1. ## Simple proof

Hello, I just wanted to make sure my proof is correct before turning it in. It's a very basic proof, but it's been a while since I have proved anything.

Q: Prove that if the product AB is a square matrix, then the product BA is defined.

A: Suppose the product $AB$ is not a square matrix. Then, by the definition of matrix multiplication, $A$ must be an $m\times$n matrix and $B$ an $n\times$p matrix where $m\neq{p}$(by out supposition). It follows that $BA$is not defined, because the column $p$ of matrix $B$ is not equal to row $m$ of matrix $A$. But, our original statement reads $BA$is defined.
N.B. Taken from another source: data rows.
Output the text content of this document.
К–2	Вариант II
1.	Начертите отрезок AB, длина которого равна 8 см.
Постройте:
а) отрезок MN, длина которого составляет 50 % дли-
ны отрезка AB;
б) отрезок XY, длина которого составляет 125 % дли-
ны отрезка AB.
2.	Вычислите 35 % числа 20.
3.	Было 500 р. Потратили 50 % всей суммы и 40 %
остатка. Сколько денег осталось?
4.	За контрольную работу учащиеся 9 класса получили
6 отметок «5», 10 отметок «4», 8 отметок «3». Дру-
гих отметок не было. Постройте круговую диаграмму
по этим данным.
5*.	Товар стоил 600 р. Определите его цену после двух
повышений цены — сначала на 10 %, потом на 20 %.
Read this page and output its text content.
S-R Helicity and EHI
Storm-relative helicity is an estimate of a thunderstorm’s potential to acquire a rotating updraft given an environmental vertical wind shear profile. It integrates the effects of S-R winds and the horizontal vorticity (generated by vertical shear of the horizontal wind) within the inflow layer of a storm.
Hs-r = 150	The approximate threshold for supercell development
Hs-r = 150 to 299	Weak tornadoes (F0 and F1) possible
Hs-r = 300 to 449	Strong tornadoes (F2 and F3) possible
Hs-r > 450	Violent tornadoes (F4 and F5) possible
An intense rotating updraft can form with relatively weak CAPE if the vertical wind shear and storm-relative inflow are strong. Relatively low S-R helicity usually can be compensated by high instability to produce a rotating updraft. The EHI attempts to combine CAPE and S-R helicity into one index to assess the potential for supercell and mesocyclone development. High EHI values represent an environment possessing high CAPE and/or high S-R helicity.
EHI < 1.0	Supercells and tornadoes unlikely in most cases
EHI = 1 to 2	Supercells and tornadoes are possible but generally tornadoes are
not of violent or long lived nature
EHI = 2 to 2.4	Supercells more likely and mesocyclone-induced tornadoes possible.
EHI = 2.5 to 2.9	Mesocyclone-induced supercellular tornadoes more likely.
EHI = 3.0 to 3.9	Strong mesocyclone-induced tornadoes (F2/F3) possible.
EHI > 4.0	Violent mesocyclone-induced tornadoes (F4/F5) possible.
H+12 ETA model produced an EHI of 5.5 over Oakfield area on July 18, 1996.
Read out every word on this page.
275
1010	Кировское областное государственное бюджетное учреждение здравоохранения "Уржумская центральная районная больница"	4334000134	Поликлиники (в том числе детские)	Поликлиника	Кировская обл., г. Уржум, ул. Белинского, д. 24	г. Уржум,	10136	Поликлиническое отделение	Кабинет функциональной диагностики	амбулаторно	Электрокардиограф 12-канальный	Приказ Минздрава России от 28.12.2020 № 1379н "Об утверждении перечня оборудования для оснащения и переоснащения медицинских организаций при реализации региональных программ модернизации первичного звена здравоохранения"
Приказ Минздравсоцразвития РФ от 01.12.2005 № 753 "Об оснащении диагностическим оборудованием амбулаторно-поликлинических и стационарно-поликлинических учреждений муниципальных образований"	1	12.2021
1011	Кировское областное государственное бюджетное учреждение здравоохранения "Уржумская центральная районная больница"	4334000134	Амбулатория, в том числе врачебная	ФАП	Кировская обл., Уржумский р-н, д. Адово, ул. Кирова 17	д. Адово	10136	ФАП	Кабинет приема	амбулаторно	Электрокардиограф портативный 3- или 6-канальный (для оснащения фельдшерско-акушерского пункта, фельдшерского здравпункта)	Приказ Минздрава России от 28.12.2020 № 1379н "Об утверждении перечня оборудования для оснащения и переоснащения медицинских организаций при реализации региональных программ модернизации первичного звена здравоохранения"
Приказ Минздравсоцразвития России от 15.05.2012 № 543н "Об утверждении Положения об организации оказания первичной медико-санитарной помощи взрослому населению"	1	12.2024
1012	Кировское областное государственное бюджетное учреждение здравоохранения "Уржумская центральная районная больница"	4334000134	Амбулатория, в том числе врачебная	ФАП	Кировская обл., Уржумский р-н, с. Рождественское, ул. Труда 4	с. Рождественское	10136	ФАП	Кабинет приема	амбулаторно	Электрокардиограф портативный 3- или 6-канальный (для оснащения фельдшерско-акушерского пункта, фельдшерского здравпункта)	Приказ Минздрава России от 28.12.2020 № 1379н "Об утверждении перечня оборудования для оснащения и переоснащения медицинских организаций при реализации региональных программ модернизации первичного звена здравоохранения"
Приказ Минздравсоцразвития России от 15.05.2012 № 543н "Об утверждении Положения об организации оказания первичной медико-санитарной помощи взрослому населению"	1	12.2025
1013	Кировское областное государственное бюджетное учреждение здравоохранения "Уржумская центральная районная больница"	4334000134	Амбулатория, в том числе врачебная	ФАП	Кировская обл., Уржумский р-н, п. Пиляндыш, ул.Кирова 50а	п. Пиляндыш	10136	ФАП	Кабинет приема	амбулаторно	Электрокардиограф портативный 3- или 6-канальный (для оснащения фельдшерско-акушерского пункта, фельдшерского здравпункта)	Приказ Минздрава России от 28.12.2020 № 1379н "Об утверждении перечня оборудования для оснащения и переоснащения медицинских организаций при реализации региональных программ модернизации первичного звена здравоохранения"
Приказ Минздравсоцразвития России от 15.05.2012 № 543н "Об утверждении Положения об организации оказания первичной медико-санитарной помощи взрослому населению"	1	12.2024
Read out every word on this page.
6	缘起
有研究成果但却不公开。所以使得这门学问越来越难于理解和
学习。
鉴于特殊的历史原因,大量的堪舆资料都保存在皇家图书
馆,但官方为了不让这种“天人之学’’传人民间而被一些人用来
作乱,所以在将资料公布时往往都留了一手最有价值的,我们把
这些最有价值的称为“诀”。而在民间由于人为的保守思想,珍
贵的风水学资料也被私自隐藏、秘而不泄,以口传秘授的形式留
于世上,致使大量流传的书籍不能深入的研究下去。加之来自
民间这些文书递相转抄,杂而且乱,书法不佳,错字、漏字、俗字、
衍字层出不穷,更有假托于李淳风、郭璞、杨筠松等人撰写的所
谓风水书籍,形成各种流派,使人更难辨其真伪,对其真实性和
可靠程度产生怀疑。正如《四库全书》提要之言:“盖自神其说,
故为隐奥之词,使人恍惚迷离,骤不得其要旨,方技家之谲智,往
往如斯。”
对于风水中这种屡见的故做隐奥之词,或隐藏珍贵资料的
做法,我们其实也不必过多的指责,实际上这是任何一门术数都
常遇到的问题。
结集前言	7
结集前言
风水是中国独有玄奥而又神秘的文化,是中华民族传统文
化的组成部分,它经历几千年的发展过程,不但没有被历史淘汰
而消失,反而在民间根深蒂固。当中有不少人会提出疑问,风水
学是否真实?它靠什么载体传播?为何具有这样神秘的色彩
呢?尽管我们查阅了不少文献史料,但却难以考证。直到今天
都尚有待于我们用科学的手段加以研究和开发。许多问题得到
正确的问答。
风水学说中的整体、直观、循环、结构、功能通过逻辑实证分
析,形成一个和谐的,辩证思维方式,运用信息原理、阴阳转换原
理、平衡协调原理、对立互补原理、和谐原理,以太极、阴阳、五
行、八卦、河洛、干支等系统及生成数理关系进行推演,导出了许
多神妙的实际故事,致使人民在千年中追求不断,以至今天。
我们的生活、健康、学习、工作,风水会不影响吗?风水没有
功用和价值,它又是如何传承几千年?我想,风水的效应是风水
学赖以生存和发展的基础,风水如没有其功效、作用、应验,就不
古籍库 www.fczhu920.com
Therefore, by contradiction we have proven that if the product $AB$is a square matrix, then the product $BA$ is defined.

Thanks

2. The only way for the the product $AB$ to exist is for $A$ to be a $j \times m$ and for $B$ to be a $m \times n$.
If the product is square what does that tell us about $j~\&~n$?

3. $j=n=m$

...right?

So, I should just go with a direct proof.

4. Originally Posted by Danneedshelp
$j=n=m$.
It does mean tha $j=n$. But not necessarily $j=n\color{red}=m$
What about a $m \times n$ times a $j \times m$?